Ele defende a jogada como uma necessidade estratégica, revelando que foi procurado por diversas empresas chinesas para administrar ou assessorar seus negócios, tamanha a agressividade da ofensiva oriental. A BYD e outras marcas já aumentam sua participação no Reino Unido e na Europa com elétricos e híbridos avançados e, crucialmente, acessíveis, mesmo com as tarifas de importação impostas por Bruxelas.

Para Tavares, a culpa da vulnerabilidade europeia tem um endereço claro: a União Europeia.

O executivo, que construiu sua carreira na França (primeiro na Renault e depois na PSA), afirma que sua insistência em seguir a estratégia de eletrificação forçada imposta pela UE foi o que, no fim, lhe custou o emprego.

Ele critica duramente o que chama de “estupidez” e “enorme desperdício” nas decisões de Bruxelas, prevendo que a UE “sem dúvida” abandonará a polêmica proibição dos motores a combustão interna até 2035. O problema, segundo ele, é o rastro de destruição financeira que essa política deixará.

“Quem vai responsabilizar a UE pelos € 100 bilhões em investimentos que não serão utilizados? Ninguém”, disparou Tavares.

Enquanto a Europa apostava tudo nos elétricos puros, os custos elevados e o ressurgimento dos híbridos e carros a gasolina (especialmente nos EUA sob a gestão Trump) expuseram a fragilidade da estratégia, algo que as montadoras chinesas, com maior flexibilidade, souberam explorar.

Em seu livro de memórias, “Um piloto na tempestade”, Tavares adota um tom “darwiniano”. Ele prevê que apenas cinco ou seis gigantes sobreviverão à consolidação global. A lista de prováveis vencedores é curta: Toyota (Japão), Hyundai (Coreia do Sul), BYD (China) e “provavelmente” outra chinesa, como a Geely.

Ele não poupa nem os ícones ocidentais:

  • Volkswagen: Representa a “incapacidade de mudança” da Europa.
  • Tesla: “Acabaria completamente ultrapassada pelos fabricantes chineses”, com Elon Musk provavelmente se dedicando a outros projetos.
  • Stellantis: O grupo que ele mesmo criou, embora “estrategicamente criado de forma perfeita para a globalização”, tem seu futuro questionado pelo próprio fundador (e opera com três fábricas a mais do que deveria na Europa, segundo ele). A Stellantis recusou-se a comentar as declarações.

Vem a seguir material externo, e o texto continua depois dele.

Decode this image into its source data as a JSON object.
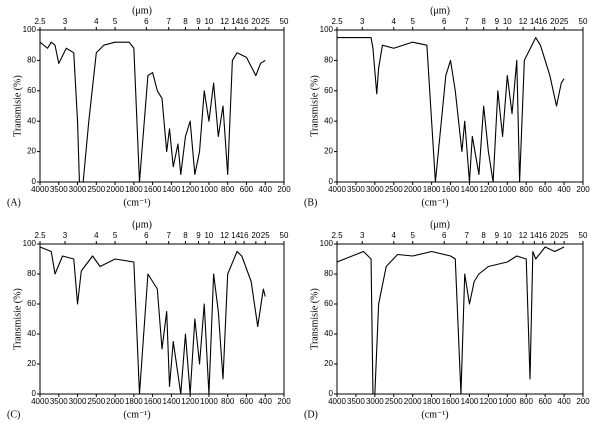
{
  "chart_data": [
    {
      "type": "line",
      "panel": "(A)",
      "xlabel": "(cm⁻¹)",
      "x2label": "(μm)",
      "ylabel": "Transmisie (%)",
      "xlim": [
        4000,
        200
      ],
      "xticks": [
        4000,
        3500,
        3000,
        2500,
        2000,
        1800,
        1600,
        1400,
        1200,
        1000,
        800,
        600,
        400,
        200
      ],
      "x2ticks": [
        2.5,
        3,
        4,
        5,
        6,
        7,
        8,
        9,
        10,
        12,
        14,
        16,
        20,
        25,
        50
      ],
      "ylim": [
        0,
        100
      ],
      "yticks": [
        0,
        20,
        40,
        60,
        80,
        100
      ],
      "color": "#000000",
      "x": [
        4000,
        3800,
        3700,
        3600,
        3500,
        3300,
        3100,
        3000,
        2950,
        2850,
        2700,
        2500,
        2300,
        2000,
        1850,
        1800,
        1740,
        1650,
        1600,
        1550,
        1500,
        1450,
        1420,
        1380,
        1330,
        1300,
        1250,
        1200,
        1150,
        1100,
        1050,
        1000,
        950,
        900,
        850,
        800,
        750,
        700,
        600,
        500,
        450,
        400
      ],
      "values": [
        92,
        88,
        92,
        90,
        78,
        88,
        85,
        40,
        0,
        0,
        40,
        85,
        90,
        92,
        92,
        88,
        0,
        70,
        72,
        60,
        55,
        20,
        35,
        10,
        25,
        5,
        30,
        40,
        5,
        20,
        60,
        40,
        65,
        30,
        50,
        5,
        80,
        85,
        82,
        70,
        78,
        80
      ]
    },
    {
      "type": "line",
      "panel": "(B)",
      "xlabel": "(cm⁻¹)",
      "x2label": "(μm)",
      "ylabel": "Transmisie (%)",
      "xlim": [
        4000,
        200
      ],
      "xticks": [
        4000,
        3500,
        3000,
        2500,
        2000,
        1800,
        1600,
        1400,
        1200,
        1000,
        800,
        600,
        400,
        200
      ],
      "x2ticks": [
        2.5,
        3,
        4,
        5,
        6,
        7,
        8,
        9,
        10,
        12,
        14,
        16,
        20,
        25,
        50
      ],
      "ylim": [
        0,
        100
      ],
      "yticks": [
        0,
        20,
        40,
        60,
        80,
        100
      ],
      "color": "#000000",
      "x": [
        4000,
        3500,
        3100,
        3050,
        2950,
        2900,
        2800,
        2500,
        2000,
        1850,
        1760,
        1650,
        1600,
        1550,
        1480,
        1450,
        1400,
        1370,
        1300,
        1250,
        1200,
        1150,
        1100,
        1050,
        1000,
        950,
        900,
        870,
        820,
        700,
        650,
        550,
        480,
        430,
        400
      ],
      "values": [
        95,
        95,
        95,
        88,
        58,
        75,
        90,
        88,
        92,
        90,
        0,
        70,
        80,
        60,
        20,
        40,
        0,
        30,
        5,
        50,
        20,
        0,
        60,
        30,
        70,
        45,
        80,
        0,
        80,
        95,
        90,
        70,
        50,
        65,
        68
      ]
    },
    {
      "type": "line",
      "panel": "(C)",
      "xlabel": "(cm⁻¹)",
      "x2label": "(μm)",
      "ylabel": "Transmisie (%)",
      "xlim": [
        4000,
        200
      ],
      "xticks": [
        4000,
        3500,
        3000,
        2500,
        2000,
        1800,
        1600,
        1400,
        1200,
        1000,
        800,
        600,
        400,
        200
      ],
      "x2ticks": [
        2.5,
        3,
        4,
        5,
        6,
        7,
        8,
        9,
        10,
        12,
        14,
        16,
        20,
        25,
        50
      ],
      "ylim": [
        0,
        100
      ],
      "yticks": [
        0,
        20,
        40,
        60,
        80,
        100
      ],
      "color": "#000000",
      "x": [
        4000,
        3700,
        3600,
        3400,
        3100,
        3000,
        2900,
        2600,
        2400,
        2000,
        1800,
        1740,
        1650,
        1550,
        1500,
        1450,
        1420,
        1380,
        1300,
        1250,
        1200,
        1150,
        1100,
        1050,
        1000,
        950,
        900,
        850,
        800,
        700,
        650,
        550,
        480,
        420,
        400
      ],
      "values": [
        98,
        95,
        80,
        92,
        90,
        60,
        82,
        92,
        85,
        90,
        88,
        0,
        80,
        70,
        30,
        55,
        5,
        35,
        0,
        40,
        0,
        50,
        20,
        60,
        0,
        80,
        55,
        10,
        80,
        95,
        92,
        75,
        45,
        70,
        65
      ]
    },
    {
      "type": "line",
      "panel": "(D)",
      "xlabel": "(cm⁻¹)",
      "x2label": "(μm)",
      "ylabel": "Transmisie (%)",
      "xlim": [
        4000,
        200
      ],
      "xticks": [
        4000,
        3500,
        3000,
        2500,
        2000,
        1800,
        1600,
        1400,
        1200,
        1000,
        800,
        600,
        400,
        200
      ],
      "x2ticks": [
        2.5,
        3,
        4,
        5,
        6,
        7,
        8,
        9,
        10,
        12,
        14,
        16,
        20,
        25,
        50
      ],
      "ylim": [
        0,
        100
      ],
      "yticks": [
        0,
        20,
        40,
        60,
        80,
        100
      ],
      "color": "#000000",
      "x": [
        4000,
        3600,
        3300,
        3100,
        3050,
        3000,
        2900,
        2700,
        2400,
        2000,
        1800,
        1600,
        1550,
        1490,
        1450,
        1400,
        1350,
        1300,
        1200,
        1000,
        900,
        800,
        760,
        730,
        700,
        600,
        500,
        400
      ],
      "values": [
        88,
        92,
        95,
        90,
        0,
        0,
        60,
        85,
        93,
        92,
        95,
        92,
        90,
        0,
        80,
        60,
        75,
        80,
        85,
        88,
        92,
        90,
        10,
        95,
        90,
        98,
        95,
        98
      ]
    }
  ]
}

Conhecido por cortes de custos drásticos, Tavares também dedica um capítulo inteiro do livro para defender seu polêmico salário, que atingiu € 36,5 milhões em 2023, provocando a ira de sindicatos e acionistas.

Ele afirma não ter “nenhum arrependimento” e não estar em modo de “autoflagelação”. No entanto, oferece uma rara admissão sobre a cultura do setor, talvez explicando as decisões que levaram a indústria a este ponto.

“[Um] dos problemas da indústria automobilística era que ‘como eu, seus chefes têm egos e personalidades infladas e querem mostrar aos amigos que estão certos’.”

Hoje, o ex-executivo investe em empresas em Portugal, seu país natal. Questionado se voltaria ao comando de uma montadora, ele encerra a conversa com uma condição que reflete sua personalidade: só o faria se tivesse uma participação acionária massiva na empresa.

“Impus uma condição impossível para a ideia, que é outra forma de dizer que não vou fazê-la”, concluiu.